Варяг

Виктор Баравков
          



                ....Наверх все товарищи, С Богом УРА !! Последний парад наступает...
             



Эту историю  рассказал мне очень пожилой капитан торгового флота.

Волею судьбы, или по прихоти моего начальства, я оказался в командировке в Мурманске.
Служебные дела закончились, пора домой, в родной полк.
В комендатуре, куда я явился за проездными документами, мне намекнули, что если я хочу улететь сегодня, то должен поспешить: транспортный борт вылетает из Североморска-3 на Москву  в пятнадцать часов  местного времени.
На перекладных  я добрался до указанного гарнизона.
Большой аэродром морской авиации встретил меня непривычной тишиной.
Сегодня не летают, на стоянках тишина, идет незаметная постороннему глазу работа : пробежал куда-то техник, проехала АПА.
Наконец , я добрался до транспортной диспечерской.
--- Еще один ? Охнула пышная дама  в погонах мичмана. – Вон,  загорают, –  мичманша величественно указала в глубину полутемной комнаты. Там сидели трое.  Я молча кивнул и пошел к ним.
--- Ожидайте, борт еще не вылетал из Энгельса. – Даме мы стали не интересны, и она углубилась в чтение «Огонька».
Самолет ожидали  два молоденьких лейтенанта-моряка и старый-престарый капитан торгового флота.
Я поздоровался, лейтенанты кивнули, полные сознания превосходства: еще бы, моряки.
Старик  поднял взгляд от журнала, опустил на кончик носа очки:
--- Здравствуйте , молодой человек , присаживайтесь.
Я присел на скрипучий стул.
Глянул на попутчиков: лейтенанты, смешные, молоденькие, круглоголовые. «Близняшки», подумал я, «важные какие».
Капитан же вызывал другие эмоции. Сухощавый, в ладно притертой форме, при регалиях. Седая борода клинышком, седые виски и голубые дальнозоркие глаза, выцветшие в морских скитаниях. Умение держаться с достоинством, внутреннее спокойствие и уверенность.
Невольно проникаешься  доверием  к таким людям.
Сижу я и прикидываю: с Энгельса сюда  Ан-12 будет  коптить  от четырех   до шести часов, кажется, ветерок еще встречный.
Если вылетит сейчас, то здесь будет часов в шесть. Ночь, за полярным кругом  осенью  темнеет рано.
В ночь на Москву не полетят, заночуют здесь. Значит раньше утра не полетим.
На столе у мичманши  зазвонил телефон. Она томным жестом взяла трубку:
--- Слушаю, так, записываю.
Записала в журнал что-то.
--- Мальчики, радуйтесь, вылетел.
Мальчики обрадовались, капитан снова опустил очки:
--- Молодой человек, как вы думаете, успеет до темна?
Я изложил попутчикам свою версию.
---Ну тогда мы  гоним в магазин  и, так-сказать, за содружество родов войск и торгового флота… – лейтенанты-отпускники  выразительно переглянулись.
---Пожалуй, надо размять ноги. –  Капитан положил журнал и поднялся. Я пошел следом.

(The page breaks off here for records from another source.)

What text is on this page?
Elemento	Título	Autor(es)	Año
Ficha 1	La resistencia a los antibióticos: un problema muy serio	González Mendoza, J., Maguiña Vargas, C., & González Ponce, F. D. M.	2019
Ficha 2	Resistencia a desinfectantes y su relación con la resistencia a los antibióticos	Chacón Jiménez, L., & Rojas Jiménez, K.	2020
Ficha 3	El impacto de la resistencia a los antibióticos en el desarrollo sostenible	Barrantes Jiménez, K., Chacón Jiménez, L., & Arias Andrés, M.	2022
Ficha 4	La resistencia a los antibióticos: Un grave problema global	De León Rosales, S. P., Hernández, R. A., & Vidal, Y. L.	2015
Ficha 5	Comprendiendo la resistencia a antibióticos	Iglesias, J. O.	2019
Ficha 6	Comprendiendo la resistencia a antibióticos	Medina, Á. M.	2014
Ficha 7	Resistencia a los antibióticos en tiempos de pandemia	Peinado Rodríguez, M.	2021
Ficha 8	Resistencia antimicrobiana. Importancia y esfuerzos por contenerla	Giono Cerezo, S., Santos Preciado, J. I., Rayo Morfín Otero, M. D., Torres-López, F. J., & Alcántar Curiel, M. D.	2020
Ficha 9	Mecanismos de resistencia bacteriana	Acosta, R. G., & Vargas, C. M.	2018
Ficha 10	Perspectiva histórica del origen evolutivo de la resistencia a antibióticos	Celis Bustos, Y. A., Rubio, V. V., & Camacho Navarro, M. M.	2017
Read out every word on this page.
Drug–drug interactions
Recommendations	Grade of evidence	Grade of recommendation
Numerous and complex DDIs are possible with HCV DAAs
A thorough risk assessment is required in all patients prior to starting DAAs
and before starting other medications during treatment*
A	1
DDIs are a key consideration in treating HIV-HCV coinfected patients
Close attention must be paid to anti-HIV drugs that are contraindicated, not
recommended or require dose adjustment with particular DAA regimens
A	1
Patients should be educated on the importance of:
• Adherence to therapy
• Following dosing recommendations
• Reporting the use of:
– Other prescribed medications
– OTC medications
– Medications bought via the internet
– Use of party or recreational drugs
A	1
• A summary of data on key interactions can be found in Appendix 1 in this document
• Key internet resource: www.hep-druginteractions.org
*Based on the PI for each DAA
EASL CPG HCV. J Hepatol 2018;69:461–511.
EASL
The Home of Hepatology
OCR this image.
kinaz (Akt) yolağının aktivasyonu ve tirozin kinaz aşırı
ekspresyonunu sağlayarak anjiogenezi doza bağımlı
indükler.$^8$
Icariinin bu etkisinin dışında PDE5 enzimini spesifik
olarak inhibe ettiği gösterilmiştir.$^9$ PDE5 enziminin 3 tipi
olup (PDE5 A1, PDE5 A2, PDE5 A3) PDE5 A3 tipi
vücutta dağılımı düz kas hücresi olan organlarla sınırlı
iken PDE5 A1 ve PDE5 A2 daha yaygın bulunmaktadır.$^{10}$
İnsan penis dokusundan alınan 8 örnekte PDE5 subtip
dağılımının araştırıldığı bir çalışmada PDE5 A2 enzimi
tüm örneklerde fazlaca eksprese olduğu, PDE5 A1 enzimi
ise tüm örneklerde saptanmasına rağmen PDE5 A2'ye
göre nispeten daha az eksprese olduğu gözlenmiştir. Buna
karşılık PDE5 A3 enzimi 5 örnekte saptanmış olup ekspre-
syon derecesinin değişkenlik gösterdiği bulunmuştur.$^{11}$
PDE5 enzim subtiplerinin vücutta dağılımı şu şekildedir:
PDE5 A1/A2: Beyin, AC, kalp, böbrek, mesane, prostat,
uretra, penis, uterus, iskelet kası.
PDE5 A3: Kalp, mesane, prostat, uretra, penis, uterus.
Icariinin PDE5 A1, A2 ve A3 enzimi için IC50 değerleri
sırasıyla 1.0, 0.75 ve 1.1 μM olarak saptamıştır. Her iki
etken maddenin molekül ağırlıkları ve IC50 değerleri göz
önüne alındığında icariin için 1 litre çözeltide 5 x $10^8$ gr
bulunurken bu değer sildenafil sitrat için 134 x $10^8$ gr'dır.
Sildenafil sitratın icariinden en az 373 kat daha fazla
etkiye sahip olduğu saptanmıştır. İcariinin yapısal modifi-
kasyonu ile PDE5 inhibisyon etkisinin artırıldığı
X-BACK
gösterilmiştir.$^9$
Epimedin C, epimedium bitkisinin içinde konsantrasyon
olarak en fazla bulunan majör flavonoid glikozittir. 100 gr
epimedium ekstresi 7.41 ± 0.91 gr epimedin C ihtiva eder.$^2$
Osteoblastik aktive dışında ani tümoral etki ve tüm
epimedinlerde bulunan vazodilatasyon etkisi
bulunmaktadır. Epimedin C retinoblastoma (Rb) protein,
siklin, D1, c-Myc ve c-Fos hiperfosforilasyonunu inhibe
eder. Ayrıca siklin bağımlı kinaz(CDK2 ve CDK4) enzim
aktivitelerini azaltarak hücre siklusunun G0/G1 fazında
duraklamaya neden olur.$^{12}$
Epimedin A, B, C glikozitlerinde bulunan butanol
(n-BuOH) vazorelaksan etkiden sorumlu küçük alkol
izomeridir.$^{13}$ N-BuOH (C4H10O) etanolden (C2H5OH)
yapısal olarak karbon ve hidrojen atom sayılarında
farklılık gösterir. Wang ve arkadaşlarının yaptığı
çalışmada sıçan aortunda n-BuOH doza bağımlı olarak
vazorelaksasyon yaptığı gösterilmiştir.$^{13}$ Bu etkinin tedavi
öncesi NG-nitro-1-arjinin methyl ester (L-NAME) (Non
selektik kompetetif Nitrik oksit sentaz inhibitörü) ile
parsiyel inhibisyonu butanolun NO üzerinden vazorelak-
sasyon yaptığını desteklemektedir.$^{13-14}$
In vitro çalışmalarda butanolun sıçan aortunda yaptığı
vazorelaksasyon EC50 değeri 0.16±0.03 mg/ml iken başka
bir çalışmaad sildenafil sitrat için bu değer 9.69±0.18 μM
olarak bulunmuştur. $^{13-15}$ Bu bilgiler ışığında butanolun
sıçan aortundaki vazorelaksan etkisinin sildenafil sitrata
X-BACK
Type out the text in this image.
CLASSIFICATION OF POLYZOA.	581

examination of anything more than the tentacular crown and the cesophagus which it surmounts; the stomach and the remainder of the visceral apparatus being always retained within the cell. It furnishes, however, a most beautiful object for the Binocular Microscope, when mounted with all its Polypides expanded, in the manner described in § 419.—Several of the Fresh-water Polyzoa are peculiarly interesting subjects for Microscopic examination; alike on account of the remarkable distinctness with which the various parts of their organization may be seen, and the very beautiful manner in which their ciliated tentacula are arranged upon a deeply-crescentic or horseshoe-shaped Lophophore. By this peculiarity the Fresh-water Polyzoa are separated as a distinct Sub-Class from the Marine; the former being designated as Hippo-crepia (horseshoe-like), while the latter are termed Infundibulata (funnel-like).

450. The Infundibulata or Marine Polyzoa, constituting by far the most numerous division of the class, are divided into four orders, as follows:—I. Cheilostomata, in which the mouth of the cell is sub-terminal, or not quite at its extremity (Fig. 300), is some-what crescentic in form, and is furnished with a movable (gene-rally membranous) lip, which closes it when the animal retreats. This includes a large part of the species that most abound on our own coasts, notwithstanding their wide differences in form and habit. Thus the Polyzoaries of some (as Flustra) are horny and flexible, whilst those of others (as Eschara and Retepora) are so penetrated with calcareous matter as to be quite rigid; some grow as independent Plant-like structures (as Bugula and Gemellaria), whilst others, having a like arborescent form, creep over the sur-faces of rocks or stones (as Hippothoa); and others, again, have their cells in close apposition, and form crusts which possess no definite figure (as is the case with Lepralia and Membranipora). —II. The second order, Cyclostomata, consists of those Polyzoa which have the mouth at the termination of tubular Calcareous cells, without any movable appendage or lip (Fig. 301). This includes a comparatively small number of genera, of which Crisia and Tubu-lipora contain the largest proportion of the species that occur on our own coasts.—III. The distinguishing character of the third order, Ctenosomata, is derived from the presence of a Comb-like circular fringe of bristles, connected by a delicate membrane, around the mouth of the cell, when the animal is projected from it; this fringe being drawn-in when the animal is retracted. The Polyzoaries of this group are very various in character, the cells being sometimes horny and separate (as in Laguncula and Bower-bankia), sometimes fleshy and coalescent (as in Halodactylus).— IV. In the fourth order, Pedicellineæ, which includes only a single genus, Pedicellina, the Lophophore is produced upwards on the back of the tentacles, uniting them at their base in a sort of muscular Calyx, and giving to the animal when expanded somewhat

Мы вышли в городок, причем весьма быстро, я же, по незнанию, протопал весь аэродром по пути в диспетчерскую.
Зайдя в магазин, который на удивление изобиловал продуктами, мы купили две копченые курицы, банку маринованных помидоров, хлеба и бутылку «Столичной».
Отойдя в лесок  на окраине аэродрома, мы расположились на отдых.
Место явно было насиженное: углубление  для костра, чурбачки, чтобы присесть, на ветках кустов обнаружились стаканы.
Аборигены, видимо, не раз здесь отдыхали, местечко берегли –  ни мусора, ни хлама.
Разожгли мы костерок, курицу на палочке греться поставили. Я куртку свою летную расстелил, на нее припасы разложили.

Выпили мы по маленькой, за знакомство. И пошел у нас разговор.
За жизнь нашу поговорили, лейтенанты о тяготах службы на море речь ведут, я о своем, о летном.
А старик слушает, вникает.
Вообще-то между моряками и летчиками есть определенный антагонизм, каждый свою службу опаснее и важнее считает:
--- Ну сбили тебя, дернул катапульту и болтайся под куполом. А у нас как ахнет корабль в пучину – выбраться не успеешь. Так и тонешь в отсеках.
Выпили мы по второй, за тех,  кто в море и в небе. Курицей закусили.
Старик папиросы достал, угощает. Закурили.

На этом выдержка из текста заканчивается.